When I was at large law firms there was always a way to go into our accounting profile and see our billing rate, but honestly, as an associate, why did I need to? (Other than this one place where I used to tease a fellow junior associate down the hall, whose rate was lower than mine just because the practice group she was in had lower rates. I’d tell her an hour of my time was worth an hour of her time, plus a soda.) It’s not like I had any control over my billing rate. Whatever deal the partner had struck with a particular client was above my pay grade, and the only effect on me was if it hurt my realization rate and jeopardized my bonus.
In SmallLaw and probably Biglaw as well, the vast majority of clients don’t even care about the billing rate: they care about the total. How much will this cost me? Then it’s up to you to make the numbers work, so if you told them the matter was going to be $5,000 and it took you 25 hours, they’re not going to care if you want to say it only took you 10 hours so you can tell yourself you have a $500 hourly rate.

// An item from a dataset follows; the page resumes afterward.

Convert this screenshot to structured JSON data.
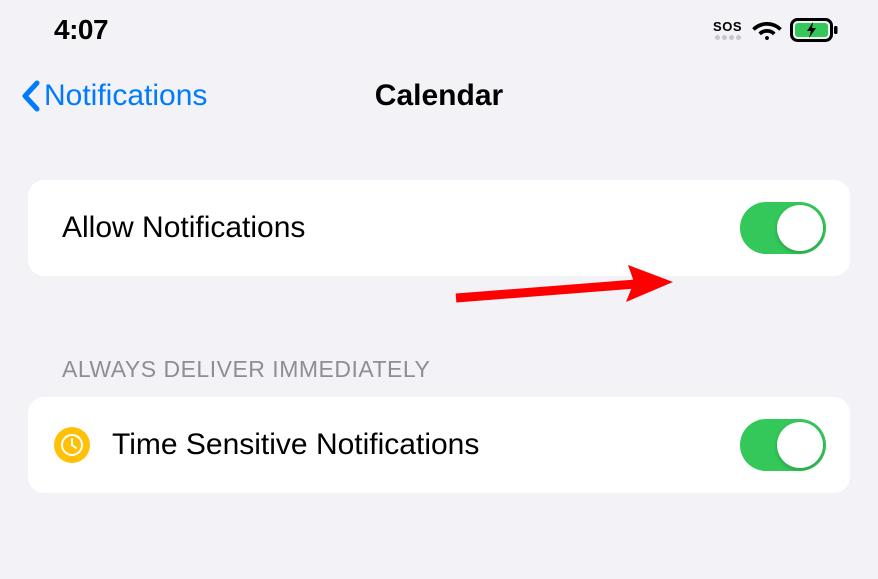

But sometimes neither one of you will know how deep the rabbit hole goes that the client is about to send you down, and for those situations, you will need to quote an hourly rate. So again, how much is one hour of you worth?
The starting point is the (fictitious?) client with deep pockets who has a need that is squarely within your wheelhouse. Put another way, your standard hourly rate should be set at the highest rate a client — any client — is willing to pay for your time, because you can always then discount the rate, whereas adjusting the rate upwards would be tough to pull off. (“My billing rate is $X an hour, but I’m going to charge you $X + $50 an hour. Merry Christmas!”)

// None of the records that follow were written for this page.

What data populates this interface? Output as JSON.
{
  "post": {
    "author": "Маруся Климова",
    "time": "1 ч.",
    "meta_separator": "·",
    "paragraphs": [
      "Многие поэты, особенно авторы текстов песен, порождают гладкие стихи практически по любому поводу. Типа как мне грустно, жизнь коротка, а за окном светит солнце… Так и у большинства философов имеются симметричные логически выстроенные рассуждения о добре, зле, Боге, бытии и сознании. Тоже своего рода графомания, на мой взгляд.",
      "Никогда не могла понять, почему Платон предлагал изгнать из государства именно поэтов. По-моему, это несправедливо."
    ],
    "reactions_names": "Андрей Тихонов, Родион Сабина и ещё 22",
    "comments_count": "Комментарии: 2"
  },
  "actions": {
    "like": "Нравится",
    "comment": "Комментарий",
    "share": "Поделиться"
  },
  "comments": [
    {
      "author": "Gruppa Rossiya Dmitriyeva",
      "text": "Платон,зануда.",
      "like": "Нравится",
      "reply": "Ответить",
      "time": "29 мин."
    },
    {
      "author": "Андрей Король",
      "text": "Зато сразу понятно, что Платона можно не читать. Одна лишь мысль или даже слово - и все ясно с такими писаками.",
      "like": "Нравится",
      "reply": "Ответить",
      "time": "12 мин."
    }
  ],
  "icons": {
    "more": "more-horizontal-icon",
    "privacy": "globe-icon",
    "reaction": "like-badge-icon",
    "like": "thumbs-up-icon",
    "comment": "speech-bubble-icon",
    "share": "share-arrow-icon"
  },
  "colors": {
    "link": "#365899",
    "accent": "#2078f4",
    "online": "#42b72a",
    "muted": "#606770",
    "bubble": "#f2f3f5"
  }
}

Us SmallLaw folks do talk amongst ourselves about our billing rates. There’s always that one lawyer who claims his rate is some astronomical number, similar to when I waited tables and there would be that one waiter who would always say he cleared $400 on a slow Tuesday lunch shift. Sure.
One other note: unless you really can’t stand filling out billing entries, it’s probably best to go hourly as much as possible. It’s much easier from a budget standpoint. And really, it’s more fair. If a certain task ties you up for four hours, then you should be compensated based on the fact it took four hours, assuming you didn’t spend an hour gazing out the window contemplating Pete Carroll’s goal-line philosophy. And having to come up with flat rate proposals can result in your doing a lot of free research trying to figure out, for example, exactly how complicated a securities offering in Kansas would be.
I don’t know if this story is relevant, but I once waited three hours for Shakespeare in the Park tickets (which are free, but you have to stand in line for them). After that, I decided paying college students $50 a ticket to do the waiting for me was worth it. Time is money.